We have a 10 node Cassandra cluster. We configured a repair in Opscenter. We find there is a backups folder created for every table in Opscenter keyspace. It keeps growing huge. Is there a solution to this, or do we manually delete the data in each backups folder?
1 Answers
First off, Backups are different from snapshots - you can take a look at the backup documentation for OpsCenter to learn more.
Incremental backups:
From the datastax docs -
When incremental backups are enabled (disabled by default), Cassandra hard-links each flushed SSTable to a backups directory under the keyspace data directory. This allows storing backups offsite without transferring entire snapshots. Also, incremental backups combine with snapshots to provide a dependable, up-to-date backup mechanism. ... As with snapshots, Cassandra does not automatically clear incremental backup files.

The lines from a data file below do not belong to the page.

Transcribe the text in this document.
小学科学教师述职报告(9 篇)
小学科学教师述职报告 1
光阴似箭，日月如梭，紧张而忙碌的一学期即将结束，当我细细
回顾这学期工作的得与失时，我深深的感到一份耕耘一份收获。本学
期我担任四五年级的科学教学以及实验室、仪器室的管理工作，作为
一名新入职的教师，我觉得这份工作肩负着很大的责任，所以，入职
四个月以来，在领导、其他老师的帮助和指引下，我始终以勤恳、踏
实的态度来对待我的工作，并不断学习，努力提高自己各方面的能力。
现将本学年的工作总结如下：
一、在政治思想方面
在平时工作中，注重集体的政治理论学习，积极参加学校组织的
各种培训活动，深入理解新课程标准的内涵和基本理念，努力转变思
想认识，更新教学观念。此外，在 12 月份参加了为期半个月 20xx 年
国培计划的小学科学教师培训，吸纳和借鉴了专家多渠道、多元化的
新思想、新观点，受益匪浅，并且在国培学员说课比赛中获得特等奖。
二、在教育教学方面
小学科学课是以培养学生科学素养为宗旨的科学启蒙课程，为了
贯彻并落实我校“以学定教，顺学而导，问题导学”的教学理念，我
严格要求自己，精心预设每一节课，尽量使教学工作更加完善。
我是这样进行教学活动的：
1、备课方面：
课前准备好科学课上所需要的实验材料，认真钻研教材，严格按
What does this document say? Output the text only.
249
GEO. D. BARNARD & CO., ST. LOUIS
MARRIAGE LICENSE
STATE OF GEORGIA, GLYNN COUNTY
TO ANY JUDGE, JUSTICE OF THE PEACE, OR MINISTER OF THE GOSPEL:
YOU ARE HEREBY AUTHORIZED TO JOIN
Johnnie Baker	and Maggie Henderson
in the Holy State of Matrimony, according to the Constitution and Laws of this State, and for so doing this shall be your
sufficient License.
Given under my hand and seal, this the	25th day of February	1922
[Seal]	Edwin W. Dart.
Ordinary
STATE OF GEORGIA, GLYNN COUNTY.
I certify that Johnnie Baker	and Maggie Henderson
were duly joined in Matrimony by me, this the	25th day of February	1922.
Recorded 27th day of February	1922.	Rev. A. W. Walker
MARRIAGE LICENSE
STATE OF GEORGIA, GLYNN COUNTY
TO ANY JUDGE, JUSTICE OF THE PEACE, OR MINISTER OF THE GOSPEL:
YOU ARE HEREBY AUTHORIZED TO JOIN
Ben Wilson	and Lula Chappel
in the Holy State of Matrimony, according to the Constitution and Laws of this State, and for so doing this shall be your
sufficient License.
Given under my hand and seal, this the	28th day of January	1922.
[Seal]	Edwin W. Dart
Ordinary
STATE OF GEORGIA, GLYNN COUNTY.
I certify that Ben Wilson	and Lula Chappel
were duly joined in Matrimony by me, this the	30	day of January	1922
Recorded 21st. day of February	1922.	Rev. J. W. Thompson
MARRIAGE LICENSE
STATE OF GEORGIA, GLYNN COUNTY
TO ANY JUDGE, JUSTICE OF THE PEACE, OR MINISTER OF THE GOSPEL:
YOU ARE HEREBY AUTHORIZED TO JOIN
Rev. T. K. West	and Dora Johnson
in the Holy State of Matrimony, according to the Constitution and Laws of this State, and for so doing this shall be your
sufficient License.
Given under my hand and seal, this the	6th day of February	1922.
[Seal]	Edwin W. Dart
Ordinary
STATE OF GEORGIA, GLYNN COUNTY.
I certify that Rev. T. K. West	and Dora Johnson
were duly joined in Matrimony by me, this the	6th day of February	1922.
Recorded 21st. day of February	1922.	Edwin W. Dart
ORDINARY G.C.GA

DataStax recommends setting up a process to clear incremental backup hard-links each time a new snapshot is created.
You must have turned on incremental backups by setting incremental_backups to true in cassandra yaml.
If you are interested in a backup strategy, I recommend you use the OpsCenter Backup Service instead. That way, you're able to control granularly which keyspace you want to back up and push your files to S3.
Snapshots
Snapshots are hardlinks to old (no longer used) SSTables. Snapshots protect you from yourself. For example you accidentally truncate the wrong keyspace, you'll still have a snapshot for that table that you can bring back. There are some cases when you have too many snapshots, there's a couple of things you can do:
Don't run Sync repairs
This is related to repairs because synchronous repairs generate a Snapshot each time they run. In order to avoid this, you should run parallel repairs instead (-par flag or by setting the number of repairs in the opscenter config file note below)
Clear your snapshots
If you have too many snapshots and need to free up space (maybe once you have backed them up to S3 or glacier or something) go ahead and use nodetool clearsnapshots to delete them. This will free up space. You can also go in and remove them manually from your file system but nodetool clearsnapshots removes the risk of rm -rf ing the wrong thing.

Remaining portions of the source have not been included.